Study reveals how smell receptors work
Aug 2021, phys.org
Big smell news - for the first time ever, using cryo-electron microscopy, we can see an olfactory receptor in action. And as expected, it doesn't work like any other receptor.
Odorant receptors are known for their 'promiscuous chemical sensitivity;' that's a scientific term, by the way. It means that any one receptor might be sensitive to hundreds of molecules, so it's been really hard to figure out what makes any particular molecule match with a receptor.
They looked at the jumping bristletail (surprise - not the fruit fly) because it has only five types of receptors, and because one of those receptors (OR5) is really broad, responding to 60% of the smell molecules they presented to it (promiscuous).
So they look at this receptor in its default state, and then again as they expose it to smell molecules (either eugenol or DEET).

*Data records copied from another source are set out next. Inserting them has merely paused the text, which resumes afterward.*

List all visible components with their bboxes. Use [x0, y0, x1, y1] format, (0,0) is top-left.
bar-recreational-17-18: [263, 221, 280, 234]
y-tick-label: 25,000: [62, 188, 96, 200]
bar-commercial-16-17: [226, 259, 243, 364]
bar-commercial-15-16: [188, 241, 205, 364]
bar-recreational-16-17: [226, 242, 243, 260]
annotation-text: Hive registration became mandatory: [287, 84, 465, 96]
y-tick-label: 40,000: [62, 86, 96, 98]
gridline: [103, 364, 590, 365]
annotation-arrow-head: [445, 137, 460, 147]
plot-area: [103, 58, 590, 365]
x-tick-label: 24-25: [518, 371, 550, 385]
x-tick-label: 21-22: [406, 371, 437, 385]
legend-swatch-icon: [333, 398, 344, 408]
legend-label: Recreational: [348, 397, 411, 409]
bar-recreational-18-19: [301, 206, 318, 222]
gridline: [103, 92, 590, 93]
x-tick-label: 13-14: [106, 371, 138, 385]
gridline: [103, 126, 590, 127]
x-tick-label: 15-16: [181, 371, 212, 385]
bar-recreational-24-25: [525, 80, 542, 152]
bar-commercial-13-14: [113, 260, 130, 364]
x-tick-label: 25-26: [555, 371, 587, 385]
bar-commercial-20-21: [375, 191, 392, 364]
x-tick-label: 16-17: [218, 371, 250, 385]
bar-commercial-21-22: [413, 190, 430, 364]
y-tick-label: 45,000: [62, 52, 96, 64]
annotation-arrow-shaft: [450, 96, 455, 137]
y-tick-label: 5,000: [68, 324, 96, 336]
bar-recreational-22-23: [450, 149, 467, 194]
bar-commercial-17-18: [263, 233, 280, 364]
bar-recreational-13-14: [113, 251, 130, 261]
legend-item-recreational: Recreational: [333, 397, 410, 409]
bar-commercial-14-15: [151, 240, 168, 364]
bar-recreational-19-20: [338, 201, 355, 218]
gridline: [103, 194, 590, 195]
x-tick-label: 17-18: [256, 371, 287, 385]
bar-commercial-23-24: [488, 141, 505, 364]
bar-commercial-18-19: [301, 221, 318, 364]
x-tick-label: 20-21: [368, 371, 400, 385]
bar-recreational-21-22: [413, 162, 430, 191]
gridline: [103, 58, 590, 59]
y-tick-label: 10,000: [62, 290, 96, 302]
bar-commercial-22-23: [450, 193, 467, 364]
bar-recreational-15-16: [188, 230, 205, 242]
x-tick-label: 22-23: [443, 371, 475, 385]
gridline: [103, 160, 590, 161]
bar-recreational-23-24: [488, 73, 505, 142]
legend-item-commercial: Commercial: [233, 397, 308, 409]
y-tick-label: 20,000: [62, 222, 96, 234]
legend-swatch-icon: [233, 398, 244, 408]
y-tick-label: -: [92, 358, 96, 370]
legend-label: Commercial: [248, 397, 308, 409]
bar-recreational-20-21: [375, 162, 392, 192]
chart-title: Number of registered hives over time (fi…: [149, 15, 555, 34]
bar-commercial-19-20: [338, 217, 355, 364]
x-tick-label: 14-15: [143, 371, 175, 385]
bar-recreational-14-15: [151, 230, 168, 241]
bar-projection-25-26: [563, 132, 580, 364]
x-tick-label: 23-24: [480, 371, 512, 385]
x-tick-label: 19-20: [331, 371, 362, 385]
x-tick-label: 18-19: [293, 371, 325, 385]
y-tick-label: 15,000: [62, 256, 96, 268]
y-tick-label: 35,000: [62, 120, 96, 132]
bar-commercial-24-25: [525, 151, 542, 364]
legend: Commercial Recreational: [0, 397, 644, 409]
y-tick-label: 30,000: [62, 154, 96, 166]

And? Its ion channel pore dilates. That's it. Both of the competing theories about how smells work were wrong. It turns out they work via nonspecific chemical interactions -- they are not recognizing a specific chemical characteristic, but something more general about the molecule itself.
And there you have it! Olfaction is still one of the strangest senses we have.
Don't forget to thank cryo-electron microscopy, and the hundreds of scientists who have been trying to figure this out over the past hundred years.